Philip Clarke‘s paper (represented by Sophie Cole and Mike Drummond) was an unusual one, essentially providing transcripts from conversations with Mike, Louise Russell, and Milton Weinstein, covering their career trajectories and the direction of cost-effectiveness analysis in general. There was discussion about how the publication should be taken forward, if at all. Authors, if you’re reading this, you need look no further than aheblog.com! Dovetailing this paper was an enlightening and anecdote-heavy session organised by the ECR subcommittee. Mike Drummond spoke about his career as a health economist (and before that as a metallurgical engineer) and shared his insights on carving out your own career path. The session was well attended and it heavily influenced the topics of conversation that were picked up over coffee (and beer). Whether Mike’s experiences are representative of the challenges currently faced by young health economists – or, even, of young health economists 40 years ago – is a big question, but one that’s definitely worth discussing.

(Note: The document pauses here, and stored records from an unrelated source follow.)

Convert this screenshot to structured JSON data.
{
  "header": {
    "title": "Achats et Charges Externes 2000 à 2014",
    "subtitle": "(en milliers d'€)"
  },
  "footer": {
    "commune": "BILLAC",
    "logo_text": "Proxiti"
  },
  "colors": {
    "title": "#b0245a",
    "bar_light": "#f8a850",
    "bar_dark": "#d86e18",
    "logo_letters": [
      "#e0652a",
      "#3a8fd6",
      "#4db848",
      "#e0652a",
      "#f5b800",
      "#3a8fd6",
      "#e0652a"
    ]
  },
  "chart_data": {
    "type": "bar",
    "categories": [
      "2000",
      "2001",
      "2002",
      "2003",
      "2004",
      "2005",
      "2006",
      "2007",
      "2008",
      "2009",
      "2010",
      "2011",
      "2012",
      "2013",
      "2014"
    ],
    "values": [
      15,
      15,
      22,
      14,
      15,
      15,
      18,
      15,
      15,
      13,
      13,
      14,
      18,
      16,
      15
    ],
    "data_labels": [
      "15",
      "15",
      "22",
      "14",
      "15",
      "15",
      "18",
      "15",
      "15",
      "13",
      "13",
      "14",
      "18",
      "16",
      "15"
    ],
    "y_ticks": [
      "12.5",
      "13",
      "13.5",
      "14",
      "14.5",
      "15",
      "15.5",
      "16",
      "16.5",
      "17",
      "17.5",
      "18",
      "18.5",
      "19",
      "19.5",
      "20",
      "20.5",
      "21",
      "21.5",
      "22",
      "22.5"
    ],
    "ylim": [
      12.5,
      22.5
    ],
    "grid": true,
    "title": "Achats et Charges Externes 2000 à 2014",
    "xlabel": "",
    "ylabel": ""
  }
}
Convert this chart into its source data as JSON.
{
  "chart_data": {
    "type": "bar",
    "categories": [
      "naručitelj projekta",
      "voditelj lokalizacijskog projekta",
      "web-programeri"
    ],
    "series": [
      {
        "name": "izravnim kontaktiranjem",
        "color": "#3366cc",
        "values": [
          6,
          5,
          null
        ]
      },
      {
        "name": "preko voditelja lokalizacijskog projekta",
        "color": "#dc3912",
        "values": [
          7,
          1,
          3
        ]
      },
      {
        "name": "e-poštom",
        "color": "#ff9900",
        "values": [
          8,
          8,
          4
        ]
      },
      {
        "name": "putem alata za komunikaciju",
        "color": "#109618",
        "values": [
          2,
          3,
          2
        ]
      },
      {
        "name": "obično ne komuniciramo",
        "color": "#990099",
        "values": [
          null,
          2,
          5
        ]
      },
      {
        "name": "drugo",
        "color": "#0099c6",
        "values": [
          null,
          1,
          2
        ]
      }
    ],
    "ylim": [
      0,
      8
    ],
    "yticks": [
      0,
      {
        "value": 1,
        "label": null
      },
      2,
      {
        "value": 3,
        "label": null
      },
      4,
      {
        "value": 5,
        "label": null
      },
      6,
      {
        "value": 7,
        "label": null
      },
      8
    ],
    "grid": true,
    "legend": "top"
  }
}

Other papers considered similarly ‘meta’ topics, albeit with more practical methodological insights. Hareth Al-Janabi‘s paper looked at improving our understanding of the impact of economic evaluation, building on findings from a series of qualitative interviews with health economists (some of whom were in the room). Liz Goodwin‘s paper took inspiration from a paper I discussed at the last meeting in Exeter, laying out a thorny set of problems for the audience to consider. Specifically, we considered the role of economic evaluation methods in a world of complex interventions and social prescribing. Are randomised trials and cost-effectiveness analyses the right tools? Dan Howdon’s discussion of Liz’s paper was a contender for the best discussion of the meeting, though I’d say he was probably pipped at the post by his colleague Ed Webb, who discussed a paper on inequality aversion in the very first session.

Overall, this was an excellent meeting, a vintage HESG in the classic style. There was plenty of food, unlimited coffee, vegan snacks, and no need to leave the building except to cross the road for the Thursday night dinner. For whatever reason, it excelled in providing opportunities to speak to new people, which is what got me hooked on HESG in the first place. A few years ago, I decided to stop attending every session at HESG meetings, because it is just too exhausting. At this meeting, I unintentionally abandoned this rule, which is surely a signal of a quality programme. I found myself attending every session and – in many cases – I had actually read the paper.

This meeting was also an opportunity to celebrate the career of James Mason, who is retiring after many years of leading the Centre for Health Economics at Warwick. I’ve never worked with James, but I’ve heard wonderful things about his leadership from the likes of Alastair Canaway of this parish. James gave a pre-dessert speech during Thursday night’s dinner. Maybe the wine had gone to my head, but I found it quite moving as he spoke about the value of HESG’s dialectic magnificence, and more personally about his own ‘life hack’ of making generosity his guiding principle. I’ll definitely remember this one.